When managing stakeholders, it’s essential to identify which stakeholders hold power and can affect the outcome of the change being implemented.

However, this isn’t easy since there are individuals who may not have a lot of influence over the organization but may impact the change. Yet other stakeholders may support change initiatives but could be undermined by others or appear to support changes but may actively work against this.

Since influence keeps shifting, as does the ability of individuals to influence each other, this can be particularly difficult to put into action.

Influencing Stakeholders to Support Change Initiatives 

There are a number of actions that can be taken to influence stakeholders to support change. However, the method through which stakeholders are engaged depends on the levels of their value and voice.

  • Change leaders can increase the influence of those stakeholders who are supporting the change initiative by ensuring their presence in decision-making and regulating groups.
  • Leaders can also decrease blockers’ influence by removing them from the decision-making process.
  • By changing the minds of those who are opposed to the change, change leaders can influence other stakeholders to do the same. This may involve clarifying the change, providing additional information, bargaining with them, or involving them in the process.
  • Leaders can build supporter coalitions while targeting blocker coalitions or coalitions of those against the change initiative.
  • Additionally, it can be helpful to bring in new stakeholders who were previously inactive. For example, this can include publicizing the change to rally media or stakeholders the change manager was unaware of.

Managing Stakeholder Relationships 

Research suggests that managing stakeholders can influence other stakeholders and their reactions to change initiatives. For example, how a company handles redundancies can influence the commitment and motivation of those who aren’t made redundant. All stakeholder groups should be considered to prevent negative effects.

Managing Stakeholder Resistance

Not all stakeholders will agree with change managers and their vision. Resistance is inevitable, but there are ways to manage such stakeholder resistance. 
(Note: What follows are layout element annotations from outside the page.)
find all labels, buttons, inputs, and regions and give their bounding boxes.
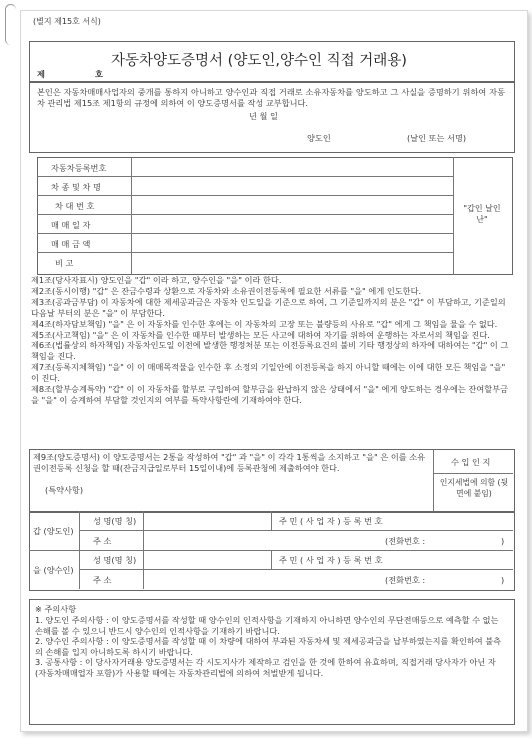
notes-title: ※ 주의사항	[35, 604, 77, 614]
vehicle-row-label: 차 대 번 호	[55, 201, 95, 211]
note-item: 1. 양도인 주의사항 : 이 양도증명서를 작성할 때 양수인의 인적사항을 기재하지 아니하면 양수인의 무단전매등으로 예측할 수 없는 손해를 볼 수 있으니 반드시 양수인의 인적사항을 기재하기 바랍니다.	[35, 615, 499, 636]
stamp-note: 인지세법에 의함 (뒷면에 붙임)	[439, 478, 509, 498]
vehicle-row-label: 자동차등록번호	[51, 163, 107, 173]
vehicle-row-label: 비 고	[55, 258, 74, 268]
party-id-label: 주 민 ( 사 업 자 ) 등 록 번 호	[279, 555, 383, 565]
vehicle-row-label: 차 종 및 차 명	[51, 182, 101, 192]
page-title: 자동차양도증명서 (양도인,양수인 직접 거래용)	[111, 53, 407, 69]
party-role: 을 (양수인)	[33, 565, 74, 575]
sign-label: (날인 또는 서명)	[407, 133, 467, 143]
vehicle-row-label: 매 매 금 액	[51, 239, 91, 249]
vehicle-row-label: 매 매 일 자	[51, 220, 91, 230]
articles	[31, 275, 515, 406]
party-phone-label: (전화번호 :	[385, 536, 426, 546]
article-6: 제6조(법률상의 하자책임) 자동차인도일 이전에 발생한 행정처분 또는 이전등록요건의 불비 기타 행정상의 하자에 대하여는 "갑" 이 그 책임을 진다.	[31, 340, 509, 362]
seal-note: "갑인 날인 난"	[463, 204, 501, 224]
doc-no-label: 제	[37, 69, 45, 79]
notes-list	[35, 615, 505, 679]
party-phone-close: )	[501, 536, 505, 546]
form-id: (별지 제15호 서식)	[33, 17, 101, 26]
party-phone-label: (전화번호 :	[385, 575, 426, 585]
paper-clip-icon	[5, 4, 16, 45]
article-1: 제1조(당사자표시) 양도인을 "갑" 이라 하고, 양수인을 "을" 이라 한다.	[31, 275, 282, 285]
doc-no-suffix: 호	[95, 69, 103, 79]
article-8: 제8조(할부승계특약) "갑" 이 이 자동차를 할부로 구입하여 할부금을 완납하지 않은 상태에서 "을" 에게 양도하는 경우에는 잔여할부금을 "을" 이 승계하여 부담할 것인지의 여부를 특약사항란에 기재하여야 한다.	[31, 384, 508, 405]
seller-label: 양도인	[307, 133, 331, 143]
form-frame	[20, 10, 528, 732]
date-line: 년 월 일	[249, 111, 278, 121]
article-2: 제2조(동시이행) "갑" 은 잔금수령과 상환으로 자동차와 소유권이전등록에 필요한 서류를 "을" 에게 인도한다.	[31, 285, 422, 296]
article-3: 제3조(공과금부담) 이 자동차에 대한 제세공과금은 자동차 인도일을 기준으로 하여, 그 기준일까지의 분은 "갑" 이 부담하고, 기준일의 다음날 부터의 분은 "을" 이 부담한다.	[31, 296, 506, 318]
article-9: 제9조(양도증명서) 이 양도증명서는 2통을 작성하여 "갑" 과 "을" 이 각각 1통씩을 소지하고 "을" 은 이를 소유권이전등록 신청을 할 때(잔금지급일로부터 15일이내)에 등록관청에 제출하여야 한다.	[33, 452, 426, 473]
party-phone-close: )	[501, 575, 505, 585]
stamp-title: 수 입 인 지	[451, 457, 491, 467]
party-name-label: 성 명(명 칭)	[93, 516, 137, 526]
party-address-label: 주 소	[93, 575, 112, 585]
vehicle-table	[37, 157, 513, 275]
article-5: 제5조(사고책임) "을" 은 이 자동차를 인수한 때부터 발생하는 모든 사고에 대하여 자기를 위하여 운행하는 자로서의 책임을 진다.	[31, 329, 490, 340]
intro-text: 본인은 자동차매매사업자의 중개를 통하지 아니하고 양수인과 직접 거래로 소유자동차를 양도하고 그 사실을 증명하기 위하여 자동차 관리법 제15조 제1항의 규정에 의하여 이 양도증명서를 작성 교부합니다.	[37, 87, 505, 108]
article-4: 제4조(하자담보책임) "을" 은 이 자동차를 인수한 후에는 이 자동차의 고장 또는 불량등의 사유로 "갑" 에게 그 책임을 물을 수 없다.	[31, 318, 498, 329]
party-id-label: 주 민 ( 사 업 자 ) 등 록 번 호	[279, 516, 383, 526]
note-item: 3. 공통사항 : 이 당사자거래용 양도증명서는 각 시도지사가 제작하고 검인을 한 것에 한하여 유효하며, 직접거래 당사자가 아닌 자(자동차매매업자 포함)가 사용할 때에는 자동차관리법에 의하여 처벌받게 됩니다.	[35, 657, 496, 678]
party-name-label: 성 명(명 칭)	[93, 555, 137, 565]
party-address-label: 주 소	[93, 536, 112, 546]
party-role: 갑 (양도인)	[33, 526, 74, 536]
article-7: 제7조(등록지체책임) "을" 이 이 매매목적물을 인수한 후 소정의 기일안에 이전등록을 하지 아니할 때에는 이에 대한 모든 책임을 "을" 이 진다.	[31, 362, 506, 384]
special-label: (특약사항)	[45, 485, 84, 495]
note-item: 2. 양수인 주의사항 : 이 양도증명서를 작성할 때 이 차량에 대하여 부과된 자동차세 및 제세공과금을 납부하였는지를 확인하여 불측의 손해를 입지 아니하도록 하시기 바랍니다.	[35, 636, 502, 657]
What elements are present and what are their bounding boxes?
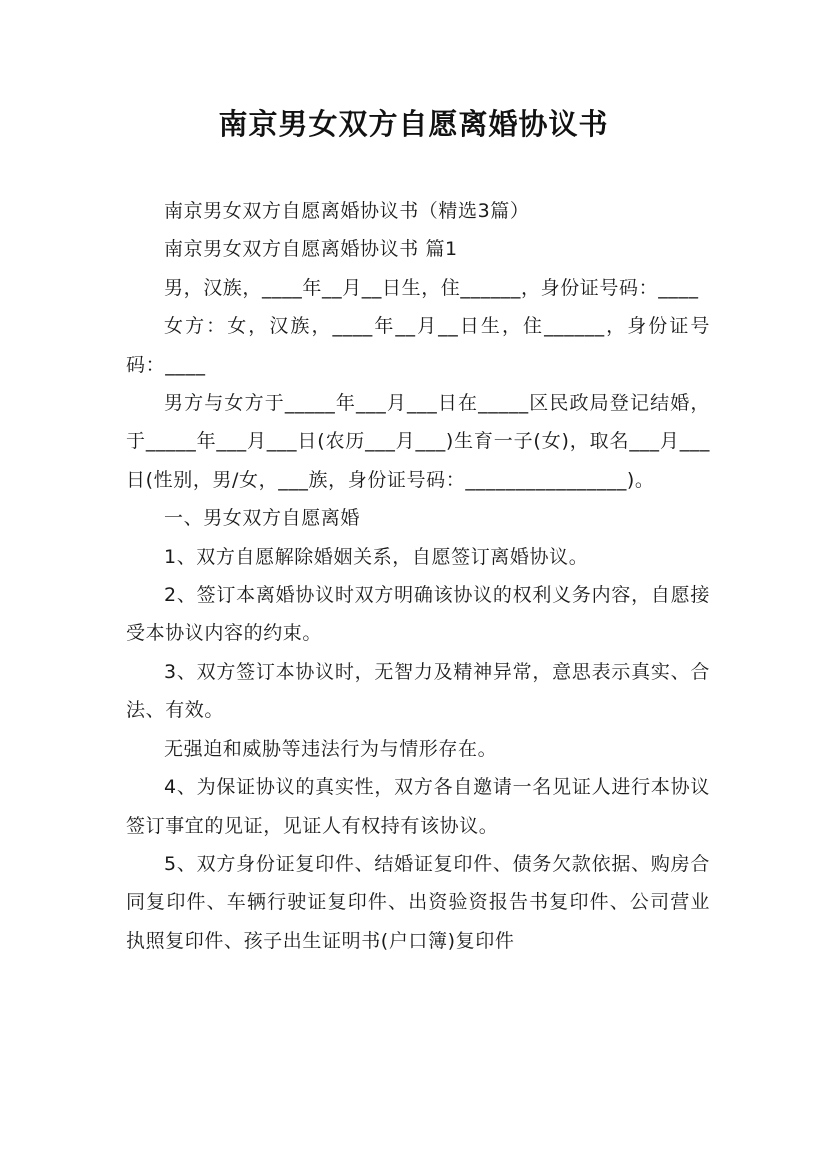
document-title: 南京男女双方自愿离婚协议书 — [218, 107, 609, 141]
paragraph-subtitle: 南京男女双方自愿离婚协议书（精选3篇） — [164, 200, 530, 222]
paragraph-clause-3: 3、双方签订本协议时，无智力及精神异常，意思表示真实、合法、有效。 — [126, 660, 710, 722]
paragraph-clause-5: 5、双方身份证复印件、结婚证复印件、债务欠款依据、购房合同复印件、车辆行驶证复印件、出资验资报告书复印件、公司营业执照复印件、孩子出生证明书(户口簿)复印件 — [126, 852, 710, 952]
paragraph-clause-3-note: 无强迫和威胁等违法行为与情形存在。 — [164, 737, 498, 760]
document-body — [126, 192, 710, 960]
paragraph-clause-heading: 一、男女双方自愿离婚 — [164, 507, 361, 530]
paragraph-marriage-info: 男方与女方于_____年___月___日在_____区民政局登记结婚，于_____年___月___日(农历___月___)生育一子(女)，取名___月___日(性别，男/女，___族，身份证号码：________________)。 — [126, 392, 710, 491]
paragraph-male-party: 男，汉族，____年__月__日生，住______，身份证号码：____ — [164, 276, 699, 299]
paragraph-section-heading: 南京男女双方自愿离婚协议书 篇1 — [164, 238, 458, 261]
paragraph-clause-1: 1、双方自愿解除婚姻关系，自愿签订离婚协议。 — [164, 545, 589, 568]
paragraph-clause-4: 4、为保证协议的真实性，双方各自邀请一名见证人进行本协议签订事宜的见证，见证人有权持有该协议。 — [126, 776, 710, 837]
paragraph-clause-2: 2、签订本离婚协议时双方明确该协议的权利义务内容，自愿接受本协议内容的约束。 — [126, 584, 710, 645]
paragraph-female-party: 女方：女，汉族，____年__月__日生，住______，身份证号码：____ — [126, 315, 710, 376]
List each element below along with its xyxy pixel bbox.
  • Change leaders can clear up misinformation by educating stakeholders and communicating with them.
  • If stakeholders are resisting change because they feel excluded, change leaders can encourage engagement and ensure they’re more involved in the change process.
  • When stakeholder resistance results from uncertainty and anxiety, change managers can manage this by providing technical, physical, and emotional support to help with the change initiative.
  • Another way to manage resistance is by negotiating with blockers, including by offering incentives to adopt the change.
  • Although not recommended, last-resort measures may be used when stakeholder resistance threatens the organization’s survival. These include manipulation (such as limited information) and coercion.

Summary and Conclusion

It’s critical to enlist stakeholder support when enacting organizational change. Building support for the change initiative can mean the difference between success and failure in change management.

This can be done through identifying key stakeholders, managing them and their relationships, and encouraging support by keeping gain and loss frames and other engagement methods in mind.